We’ve worked with several big names including Hermès, Nissan and Burberry, as well as at events for famous people such Mischa Barton and designer and author Whitney Port. The company received a good response, which prompted me to expand our portfolio and introduce new concepts including animation photography and video. I love my work and make it a point to accompany my team to almost every event.

I don’t mind getting my hands dirty if needs be. I feel hard work and genuine relationships are what really work in business. I believe in empowering my team to perform by themselves. For instance, last year when I went on vacation I allowed my staff to make all decisions and they handled it very well. I think empowerment of employees is key to making them proactive and being successful.


I am an amalgamation of many cultures. Born in San Francisco to an Iranian mother and Sudanese father, I was raised in Khartoum, Sudan and also in Saudi Arabia as a child before moving to Canada. My mother Yeganeh Mesbah, a legal consultant, migrated from Iran to the US where my older sister Zahra and I were born. My father Mohammad Abdalla was a banker, so when he got a transfer to Saudi Arabia we moved there. By the time I was four we had moved to our father’s family home in Khartoum. I have happy memories of my childhood. Life seemed so pure, innocent and simple.

We lived in a two-storey building with an extended family of cousins. Happiness requires very little from the outside; it’s a state of mind. We did not have too many fancy toys. There was only one television station and we would wait for the whole week to watch Teenage Mutant Ninja Turtles on it. We mostly read books and played outdoors a lot.

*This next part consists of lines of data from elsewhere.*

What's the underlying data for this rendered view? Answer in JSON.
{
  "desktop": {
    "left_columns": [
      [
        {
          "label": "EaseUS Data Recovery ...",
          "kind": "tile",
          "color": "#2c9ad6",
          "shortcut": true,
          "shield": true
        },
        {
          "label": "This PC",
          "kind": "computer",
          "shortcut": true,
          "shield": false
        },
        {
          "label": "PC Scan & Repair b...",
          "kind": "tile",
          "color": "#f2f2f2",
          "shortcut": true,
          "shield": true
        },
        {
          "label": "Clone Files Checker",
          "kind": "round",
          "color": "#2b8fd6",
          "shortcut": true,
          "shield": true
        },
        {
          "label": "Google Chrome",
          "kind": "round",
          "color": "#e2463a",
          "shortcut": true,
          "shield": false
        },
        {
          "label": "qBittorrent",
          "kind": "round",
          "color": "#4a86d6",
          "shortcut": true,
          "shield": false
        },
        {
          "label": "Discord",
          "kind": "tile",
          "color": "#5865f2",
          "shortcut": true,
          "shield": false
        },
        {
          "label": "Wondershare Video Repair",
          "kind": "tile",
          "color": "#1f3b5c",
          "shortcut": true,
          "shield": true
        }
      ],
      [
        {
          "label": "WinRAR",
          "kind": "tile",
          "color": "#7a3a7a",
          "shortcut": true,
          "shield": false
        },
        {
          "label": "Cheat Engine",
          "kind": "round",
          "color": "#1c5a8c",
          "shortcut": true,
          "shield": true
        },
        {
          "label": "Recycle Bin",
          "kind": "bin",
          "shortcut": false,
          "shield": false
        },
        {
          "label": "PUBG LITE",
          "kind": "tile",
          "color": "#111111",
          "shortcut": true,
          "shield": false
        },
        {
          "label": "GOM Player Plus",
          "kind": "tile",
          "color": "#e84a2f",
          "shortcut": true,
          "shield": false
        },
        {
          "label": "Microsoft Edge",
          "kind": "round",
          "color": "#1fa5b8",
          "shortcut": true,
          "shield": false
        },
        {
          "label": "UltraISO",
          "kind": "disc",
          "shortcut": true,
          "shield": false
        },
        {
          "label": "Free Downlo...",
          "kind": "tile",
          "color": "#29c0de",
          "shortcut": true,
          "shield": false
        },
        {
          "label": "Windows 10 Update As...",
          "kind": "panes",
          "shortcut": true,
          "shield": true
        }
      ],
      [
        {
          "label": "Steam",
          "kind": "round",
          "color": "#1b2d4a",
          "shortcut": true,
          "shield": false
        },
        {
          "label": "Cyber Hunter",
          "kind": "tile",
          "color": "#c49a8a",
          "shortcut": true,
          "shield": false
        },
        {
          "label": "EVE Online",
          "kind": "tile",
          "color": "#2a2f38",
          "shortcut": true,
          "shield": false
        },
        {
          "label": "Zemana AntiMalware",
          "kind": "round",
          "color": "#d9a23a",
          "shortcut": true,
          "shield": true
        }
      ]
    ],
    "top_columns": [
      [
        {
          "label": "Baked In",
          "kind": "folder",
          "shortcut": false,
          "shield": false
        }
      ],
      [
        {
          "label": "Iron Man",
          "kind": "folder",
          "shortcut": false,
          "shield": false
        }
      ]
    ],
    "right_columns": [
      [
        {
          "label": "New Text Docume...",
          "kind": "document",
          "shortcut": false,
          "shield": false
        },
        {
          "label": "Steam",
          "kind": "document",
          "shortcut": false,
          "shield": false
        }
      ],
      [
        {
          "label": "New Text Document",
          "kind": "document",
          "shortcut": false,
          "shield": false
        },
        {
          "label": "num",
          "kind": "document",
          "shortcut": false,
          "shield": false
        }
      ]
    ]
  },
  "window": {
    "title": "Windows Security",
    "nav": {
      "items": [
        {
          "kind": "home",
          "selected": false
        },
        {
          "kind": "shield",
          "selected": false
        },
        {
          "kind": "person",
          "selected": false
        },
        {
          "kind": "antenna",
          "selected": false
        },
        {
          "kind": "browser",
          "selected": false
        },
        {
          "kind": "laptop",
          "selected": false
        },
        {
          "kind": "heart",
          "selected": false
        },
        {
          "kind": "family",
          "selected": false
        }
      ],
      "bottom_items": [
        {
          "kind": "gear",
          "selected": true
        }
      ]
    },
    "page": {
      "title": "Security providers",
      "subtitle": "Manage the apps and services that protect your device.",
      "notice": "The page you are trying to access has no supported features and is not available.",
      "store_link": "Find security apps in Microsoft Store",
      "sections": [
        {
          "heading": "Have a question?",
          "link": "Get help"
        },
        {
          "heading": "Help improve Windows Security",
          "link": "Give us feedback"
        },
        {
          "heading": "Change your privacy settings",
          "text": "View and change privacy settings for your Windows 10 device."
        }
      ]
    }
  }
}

In 1993 we moved to Canada. We lived in Toronto for a year and then Vancouver. Our lives there were a stark contrast from Khartoum, where we had led very protected and sheltered lives. Although I spoke English, I dressed differently and had a different accent compared to other kids at school. We never did what other kids did – like going to watch movies, sleepovers and partying. Both Zahra and I faced a lot of bullying because we were so different, but I never told my parents as I didn’t want to worry them.

Living there for 11 years completely transformed me. I became much tougher and more confident. I joined the school soccer and basketball teams and challenged myself to do all the things I thought I couldn’t. I worked hard at trying to better myself and not allowing other people to get me down. I realised that the people who try to do that have no self-confidence or self-esteem.

When I moved to Montreal for my undergraduate studies, I made a lot of friends from the Middle East as I could relate to them – they spoke my native Arabic and had the same beliefs and cultural values as me. That is why even before I graduated I knew I wanted to be here in Dubai, because it has such a beautiful balance of East and West. I visited Dubai in 2000 before I graduated and came here finally in 2007 where I met Ali.


I dream of having kids and getting a great work-life balance. I love my work and would like to see it grow, but I am also trying to step back a little. I don’t want to get lost in daily routines and forget what real life is like.  I love travelling and have already travelled to 45 countries around the world. Ali and I love going on short impromptu trips without plans. We love to meet the local people and have an authentic experience. I would love to continue exploring new places and experiencing new cultures as I feel that is the essence of life.